The Vermont Agency of Natural Resources promotes the sustainable use of Vermont's natural resources, protects and improves the health of Vermont's peoples and ecosystems, and promotes sustainable outdoor recreation. In order to accomplish these goals we rely on data -- and lots of it! From scientific surveys of the impact of invasive species, to biological analyses of the health of our wildlife populations, to studies of sediment transported in our rivers and streams, we rely on data to help us develop public policy, deploy agency resources and make regulatory decisions.
We don't just keep this data to ourselves. We believe it is important to make Agency information accessible so that everyone can benefit from it. By looking at our State Parks visitor data, families can find a campground that offers them the experience they are looking for.
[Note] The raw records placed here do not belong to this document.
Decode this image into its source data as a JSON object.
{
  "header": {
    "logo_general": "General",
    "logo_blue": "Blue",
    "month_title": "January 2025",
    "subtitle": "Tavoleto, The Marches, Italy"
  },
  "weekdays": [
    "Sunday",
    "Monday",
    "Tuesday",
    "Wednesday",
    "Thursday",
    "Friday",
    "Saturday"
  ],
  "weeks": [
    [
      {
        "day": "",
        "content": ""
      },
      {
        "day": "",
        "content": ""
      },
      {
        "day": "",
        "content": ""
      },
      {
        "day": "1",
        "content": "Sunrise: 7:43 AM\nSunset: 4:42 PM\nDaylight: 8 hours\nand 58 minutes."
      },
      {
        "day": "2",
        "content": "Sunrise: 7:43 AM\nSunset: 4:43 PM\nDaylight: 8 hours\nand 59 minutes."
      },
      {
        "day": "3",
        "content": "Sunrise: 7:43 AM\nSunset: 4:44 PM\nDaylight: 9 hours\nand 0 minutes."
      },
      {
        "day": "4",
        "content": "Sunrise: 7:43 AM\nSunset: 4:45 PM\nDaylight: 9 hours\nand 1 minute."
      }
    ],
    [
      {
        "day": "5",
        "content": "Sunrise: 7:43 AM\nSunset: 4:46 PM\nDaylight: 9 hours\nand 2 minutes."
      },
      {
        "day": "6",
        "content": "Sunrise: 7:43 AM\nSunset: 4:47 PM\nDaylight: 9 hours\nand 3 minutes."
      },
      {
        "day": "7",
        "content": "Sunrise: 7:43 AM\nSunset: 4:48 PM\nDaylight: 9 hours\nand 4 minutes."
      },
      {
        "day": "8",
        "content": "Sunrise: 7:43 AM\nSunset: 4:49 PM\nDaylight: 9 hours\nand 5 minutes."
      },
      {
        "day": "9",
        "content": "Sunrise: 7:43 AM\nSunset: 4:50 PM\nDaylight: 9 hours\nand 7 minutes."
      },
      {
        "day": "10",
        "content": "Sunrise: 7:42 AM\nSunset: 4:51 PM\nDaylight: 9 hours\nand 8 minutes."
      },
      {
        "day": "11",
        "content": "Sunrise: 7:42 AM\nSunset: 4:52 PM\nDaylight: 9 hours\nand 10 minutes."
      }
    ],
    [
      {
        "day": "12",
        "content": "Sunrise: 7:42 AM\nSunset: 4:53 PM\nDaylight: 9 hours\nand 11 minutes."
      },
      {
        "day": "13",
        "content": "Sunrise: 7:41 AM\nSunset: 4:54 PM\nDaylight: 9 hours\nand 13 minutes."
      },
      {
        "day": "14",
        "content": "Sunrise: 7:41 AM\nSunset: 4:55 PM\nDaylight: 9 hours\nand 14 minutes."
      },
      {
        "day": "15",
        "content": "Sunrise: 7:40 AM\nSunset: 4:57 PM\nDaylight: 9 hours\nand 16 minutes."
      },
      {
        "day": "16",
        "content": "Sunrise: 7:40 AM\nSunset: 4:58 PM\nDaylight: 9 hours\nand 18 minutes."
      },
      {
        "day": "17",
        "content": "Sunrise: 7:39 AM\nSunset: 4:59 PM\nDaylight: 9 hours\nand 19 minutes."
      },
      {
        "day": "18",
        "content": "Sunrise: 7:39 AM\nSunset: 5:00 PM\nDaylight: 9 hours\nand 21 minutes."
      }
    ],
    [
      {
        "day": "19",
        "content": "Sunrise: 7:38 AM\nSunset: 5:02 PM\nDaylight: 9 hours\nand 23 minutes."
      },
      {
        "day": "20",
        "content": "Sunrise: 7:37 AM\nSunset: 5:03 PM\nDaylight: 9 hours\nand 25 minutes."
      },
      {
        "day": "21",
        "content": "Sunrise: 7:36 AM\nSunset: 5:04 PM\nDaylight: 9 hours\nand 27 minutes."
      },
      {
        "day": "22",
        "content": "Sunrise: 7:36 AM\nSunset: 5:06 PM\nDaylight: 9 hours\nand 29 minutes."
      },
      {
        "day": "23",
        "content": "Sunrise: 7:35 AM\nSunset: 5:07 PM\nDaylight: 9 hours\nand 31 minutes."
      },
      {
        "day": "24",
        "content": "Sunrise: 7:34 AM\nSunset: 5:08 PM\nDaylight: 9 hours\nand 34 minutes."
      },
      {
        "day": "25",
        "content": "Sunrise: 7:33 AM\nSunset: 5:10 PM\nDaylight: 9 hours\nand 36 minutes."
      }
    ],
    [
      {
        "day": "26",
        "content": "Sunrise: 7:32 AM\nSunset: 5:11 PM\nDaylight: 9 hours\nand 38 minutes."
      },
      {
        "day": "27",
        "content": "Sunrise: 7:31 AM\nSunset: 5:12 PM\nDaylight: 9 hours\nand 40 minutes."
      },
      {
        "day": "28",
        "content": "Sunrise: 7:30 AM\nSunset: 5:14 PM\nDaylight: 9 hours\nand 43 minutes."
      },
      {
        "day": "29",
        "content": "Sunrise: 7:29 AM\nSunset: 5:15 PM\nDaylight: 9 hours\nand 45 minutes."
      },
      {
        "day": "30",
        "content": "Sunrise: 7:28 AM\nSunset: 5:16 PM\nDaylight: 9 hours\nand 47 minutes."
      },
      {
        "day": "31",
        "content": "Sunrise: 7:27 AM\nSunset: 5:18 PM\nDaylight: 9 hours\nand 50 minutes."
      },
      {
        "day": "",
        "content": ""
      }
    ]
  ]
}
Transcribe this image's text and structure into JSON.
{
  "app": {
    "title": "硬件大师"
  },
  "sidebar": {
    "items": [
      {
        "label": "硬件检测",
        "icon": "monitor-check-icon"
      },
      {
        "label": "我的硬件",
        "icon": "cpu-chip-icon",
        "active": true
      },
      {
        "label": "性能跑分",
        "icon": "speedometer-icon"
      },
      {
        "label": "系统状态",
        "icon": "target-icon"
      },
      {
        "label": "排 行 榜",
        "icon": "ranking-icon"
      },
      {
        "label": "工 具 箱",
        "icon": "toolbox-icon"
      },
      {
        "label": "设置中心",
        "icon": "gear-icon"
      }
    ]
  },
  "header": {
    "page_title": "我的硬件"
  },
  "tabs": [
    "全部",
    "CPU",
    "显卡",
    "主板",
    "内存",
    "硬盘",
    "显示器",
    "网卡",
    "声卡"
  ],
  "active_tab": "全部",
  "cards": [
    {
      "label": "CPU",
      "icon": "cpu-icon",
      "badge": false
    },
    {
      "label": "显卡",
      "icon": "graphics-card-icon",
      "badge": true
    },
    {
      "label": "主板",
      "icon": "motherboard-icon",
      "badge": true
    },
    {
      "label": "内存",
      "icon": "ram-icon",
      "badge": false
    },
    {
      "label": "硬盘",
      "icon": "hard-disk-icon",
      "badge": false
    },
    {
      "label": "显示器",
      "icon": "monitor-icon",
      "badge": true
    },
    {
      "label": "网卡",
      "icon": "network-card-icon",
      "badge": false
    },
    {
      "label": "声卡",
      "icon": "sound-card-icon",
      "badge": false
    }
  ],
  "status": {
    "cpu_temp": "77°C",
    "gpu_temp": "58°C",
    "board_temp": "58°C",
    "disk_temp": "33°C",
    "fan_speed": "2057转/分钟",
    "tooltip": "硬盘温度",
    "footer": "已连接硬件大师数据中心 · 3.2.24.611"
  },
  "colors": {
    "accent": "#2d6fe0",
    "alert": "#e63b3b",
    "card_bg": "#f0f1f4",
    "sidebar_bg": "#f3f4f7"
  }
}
Our Natural Resources Atlas helps landowners look up drilled well locations; before a developer purchases a parcel of land they can check our data to see whether there are threatened and endangered species, or a known wetland or deer yard on the property that would make it less suitable for development.
This issue of Ripples highlights web-based tools that make the work of ANR's scientists and analysts available through accessible data. One article invites all lovers of wildlife, anglers, and hunters to discover a Wildlife Management Area (WMA) this fall using the WMA locator tool. After a unique low-water and dry summer, another article highlight the emergence of rare plant species---some that are globally rare!---and what that means for the massive natural heritage inventory dataset, and how to access it. We also meet Leslie Pelch, Outreach Coordinator for Vermont Center for Geographic Information, to learn about a big project to update the State's parcel data, which will improve land-based decision-making for many agencies of the state as well as for the private and nonprofit sectors.
I hope you take some time to visit our website;
I am sure you will be impressed by the amount of helpful information you find there. I want to particularly recommend you look at our new climate site at
There, you can find information about how Vermont's climate is changing and what you can do about it.
This is a perfect example of how information can drive action.
A special thanks to our many ANR staff who work every day to help us make science-based decisions, and who carefully and methodically collect the data that enables us to accomplish our important mission.